With DC’s early misfires now (hopefully) behind them, their focus now seems to be building stories around their individual heroes, as opposed to rushing straight into superhero ensembles. Asher Angel is excellent as Billy, a character who hasn’t had the best luck in life. But he is a character who you can’t help but root for, especially when he gets his powers. When in superhero form, Levi is an absolute delight to watch. Given that he has to essentially act like a kid would, he does so with believable excitement and giddiness that one would have in that situation. Every superhero needs a reliable sidekick and for Billy/Shazam, that honour belongs to his roommate Freddy (Grazer). The budding friendship between Freddy and Billy as they go about discovering the extent of Billy’s powers is just joyous to watch.

After the dour and dreariness of their first few extended Universe outings, the studio definitely seems to have done a complete U-turn in favour of more humour. Henry Gayden’s screenplay is full of terrific wit and jokes, plenty of which dial the cheesiness and silliness factor up to ten. David F Sandberg’s direction continues on the path set by James Wan and Aquaman, as there is a distinct vibrancy and a very colourful palette to the action scenes. To counteract this though, there are one or two quite sinister moments that really push the family friendly vibe the film is going for. Mark Strong, who’s no stranger to playing a villain, does a capable job. He is very much your run-of-the mill bad guy with his nefarious plans. Having said that, though there is a solid attempt to give him a backstory to flesh him out as a villain, some more work could have gone into developing his back story.

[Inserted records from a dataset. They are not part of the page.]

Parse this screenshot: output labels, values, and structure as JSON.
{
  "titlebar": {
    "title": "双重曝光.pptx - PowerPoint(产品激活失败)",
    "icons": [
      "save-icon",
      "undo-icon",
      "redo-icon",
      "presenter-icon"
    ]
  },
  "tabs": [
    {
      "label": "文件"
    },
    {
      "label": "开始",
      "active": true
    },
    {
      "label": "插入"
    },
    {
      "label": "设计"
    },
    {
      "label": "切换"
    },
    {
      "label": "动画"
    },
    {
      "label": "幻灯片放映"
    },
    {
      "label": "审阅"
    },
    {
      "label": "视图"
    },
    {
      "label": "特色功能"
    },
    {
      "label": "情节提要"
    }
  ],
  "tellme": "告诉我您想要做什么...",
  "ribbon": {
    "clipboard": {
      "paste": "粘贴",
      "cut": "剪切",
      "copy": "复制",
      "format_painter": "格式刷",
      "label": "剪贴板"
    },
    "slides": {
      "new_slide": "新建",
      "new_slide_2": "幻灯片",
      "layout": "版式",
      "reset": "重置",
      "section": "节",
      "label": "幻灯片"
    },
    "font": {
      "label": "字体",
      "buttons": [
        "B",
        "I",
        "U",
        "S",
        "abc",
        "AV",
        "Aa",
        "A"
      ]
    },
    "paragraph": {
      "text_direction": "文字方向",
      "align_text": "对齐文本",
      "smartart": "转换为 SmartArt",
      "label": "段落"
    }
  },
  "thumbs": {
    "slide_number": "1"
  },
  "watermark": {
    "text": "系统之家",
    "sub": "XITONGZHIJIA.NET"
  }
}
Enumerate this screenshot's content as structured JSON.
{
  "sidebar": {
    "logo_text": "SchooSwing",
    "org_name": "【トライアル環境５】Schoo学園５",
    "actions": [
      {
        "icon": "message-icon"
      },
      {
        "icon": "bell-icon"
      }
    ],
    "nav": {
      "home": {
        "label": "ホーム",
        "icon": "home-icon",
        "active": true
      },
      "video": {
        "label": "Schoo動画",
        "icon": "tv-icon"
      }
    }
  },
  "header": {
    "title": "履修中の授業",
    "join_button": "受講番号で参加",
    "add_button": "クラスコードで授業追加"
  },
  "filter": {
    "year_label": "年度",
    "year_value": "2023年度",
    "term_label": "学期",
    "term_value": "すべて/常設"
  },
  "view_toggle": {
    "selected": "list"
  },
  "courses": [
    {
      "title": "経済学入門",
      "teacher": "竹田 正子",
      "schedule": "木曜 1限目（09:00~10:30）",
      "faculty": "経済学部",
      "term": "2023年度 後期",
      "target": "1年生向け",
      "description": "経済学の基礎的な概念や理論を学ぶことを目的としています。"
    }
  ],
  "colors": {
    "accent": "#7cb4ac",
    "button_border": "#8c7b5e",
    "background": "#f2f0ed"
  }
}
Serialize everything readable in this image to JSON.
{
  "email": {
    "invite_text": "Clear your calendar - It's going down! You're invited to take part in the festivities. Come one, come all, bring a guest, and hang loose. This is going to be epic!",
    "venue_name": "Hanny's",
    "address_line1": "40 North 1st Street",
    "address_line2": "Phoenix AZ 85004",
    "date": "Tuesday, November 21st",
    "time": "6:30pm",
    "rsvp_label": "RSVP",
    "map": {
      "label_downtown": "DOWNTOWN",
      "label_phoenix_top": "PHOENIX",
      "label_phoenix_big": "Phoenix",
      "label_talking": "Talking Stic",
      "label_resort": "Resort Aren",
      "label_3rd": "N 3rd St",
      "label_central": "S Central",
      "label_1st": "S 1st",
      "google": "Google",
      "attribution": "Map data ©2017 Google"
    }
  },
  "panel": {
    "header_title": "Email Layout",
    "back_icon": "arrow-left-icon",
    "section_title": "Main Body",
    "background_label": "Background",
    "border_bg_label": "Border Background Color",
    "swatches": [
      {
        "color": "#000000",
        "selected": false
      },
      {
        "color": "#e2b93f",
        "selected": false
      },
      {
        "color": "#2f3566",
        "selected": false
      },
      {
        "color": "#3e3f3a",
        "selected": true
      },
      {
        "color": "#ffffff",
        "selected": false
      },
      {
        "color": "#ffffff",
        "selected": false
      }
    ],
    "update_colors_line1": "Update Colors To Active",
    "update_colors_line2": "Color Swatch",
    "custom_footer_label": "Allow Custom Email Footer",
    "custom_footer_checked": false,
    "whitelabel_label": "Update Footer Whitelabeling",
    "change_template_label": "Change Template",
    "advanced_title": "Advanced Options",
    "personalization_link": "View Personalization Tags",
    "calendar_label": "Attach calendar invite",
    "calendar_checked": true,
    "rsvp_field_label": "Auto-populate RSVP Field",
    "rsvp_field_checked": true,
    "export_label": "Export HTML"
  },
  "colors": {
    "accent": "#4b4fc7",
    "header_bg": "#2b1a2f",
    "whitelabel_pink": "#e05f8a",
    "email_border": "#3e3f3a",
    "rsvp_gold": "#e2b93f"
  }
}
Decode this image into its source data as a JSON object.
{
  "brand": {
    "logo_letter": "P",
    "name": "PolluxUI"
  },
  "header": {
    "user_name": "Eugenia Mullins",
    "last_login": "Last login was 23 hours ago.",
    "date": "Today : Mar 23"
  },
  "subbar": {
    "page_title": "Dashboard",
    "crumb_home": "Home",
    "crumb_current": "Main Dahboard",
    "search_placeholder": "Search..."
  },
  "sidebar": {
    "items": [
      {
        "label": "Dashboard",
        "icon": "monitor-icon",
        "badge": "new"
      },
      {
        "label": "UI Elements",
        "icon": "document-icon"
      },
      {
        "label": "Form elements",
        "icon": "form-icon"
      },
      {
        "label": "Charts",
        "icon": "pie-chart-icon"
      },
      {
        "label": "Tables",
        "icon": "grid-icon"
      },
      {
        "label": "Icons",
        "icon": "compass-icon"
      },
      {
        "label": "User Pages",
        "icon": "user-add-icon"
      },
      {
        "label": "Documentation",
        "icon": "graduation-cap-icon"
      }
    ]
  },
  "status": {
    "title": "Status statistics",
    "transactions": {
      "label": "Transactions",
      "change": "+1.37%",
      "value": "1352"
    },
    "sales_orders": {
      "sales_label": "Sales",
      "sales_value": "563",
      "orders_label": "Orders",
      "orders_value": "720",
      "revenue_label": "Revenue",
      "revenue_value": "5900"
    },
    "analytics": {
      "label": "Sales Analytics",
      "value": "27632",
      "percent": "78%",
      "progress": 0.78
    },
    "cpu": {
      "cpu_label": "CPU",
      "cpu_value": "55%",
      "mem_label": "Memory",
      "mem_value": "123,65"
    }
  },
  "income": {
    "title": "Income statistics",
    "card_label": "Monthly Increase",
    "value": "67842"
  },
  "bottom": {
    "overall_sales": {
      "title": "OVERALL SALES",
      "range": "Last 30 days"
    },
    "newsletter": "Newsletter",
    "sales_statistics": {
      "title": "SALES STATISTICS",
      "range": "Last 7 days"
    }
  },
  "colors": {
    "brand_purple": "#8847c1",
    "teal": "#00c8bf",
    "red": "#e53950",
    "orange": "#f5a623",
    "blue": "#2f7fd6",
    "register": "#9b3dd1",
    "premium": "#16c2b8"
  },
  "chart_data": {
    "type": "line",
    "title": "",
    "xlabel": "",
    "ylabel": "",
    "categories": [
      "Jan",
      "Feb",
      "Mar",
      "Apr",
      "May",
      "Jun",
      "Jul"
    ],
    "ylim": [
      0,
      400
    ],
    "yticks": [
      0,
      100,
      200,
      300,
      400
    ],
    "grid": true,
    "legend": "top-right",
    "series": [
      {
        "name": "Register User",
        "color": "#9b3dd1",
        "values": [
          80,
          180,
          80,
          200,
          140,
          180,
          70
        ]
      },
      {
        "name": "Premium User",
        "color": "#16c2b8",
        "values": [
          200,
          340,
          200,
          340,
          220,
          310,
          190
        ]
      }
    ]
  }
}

After the troubles DC experienced in the early stages of setting up its extended universe, it’s satisfying to see DC take another step in the right direction. The overall goofiness of the story could be a hindrance to some, if done to excess, but thankfully it never becomes overbearing. With the central message about the positive impact that a warm and loving family atmosphere can have being very prevalent, especially in circumstances like foster families. Though this isn’t anything new in a superhero film, Shazam! has found a way to make it feel simultaneously fresh and heart-warming in equal measure.

Delightfully silly, but with plenty of heart and lots of laughter throughout, Shazam! is the clearest indication yet that DC may just have caught lightning in a bottle, and found its spark.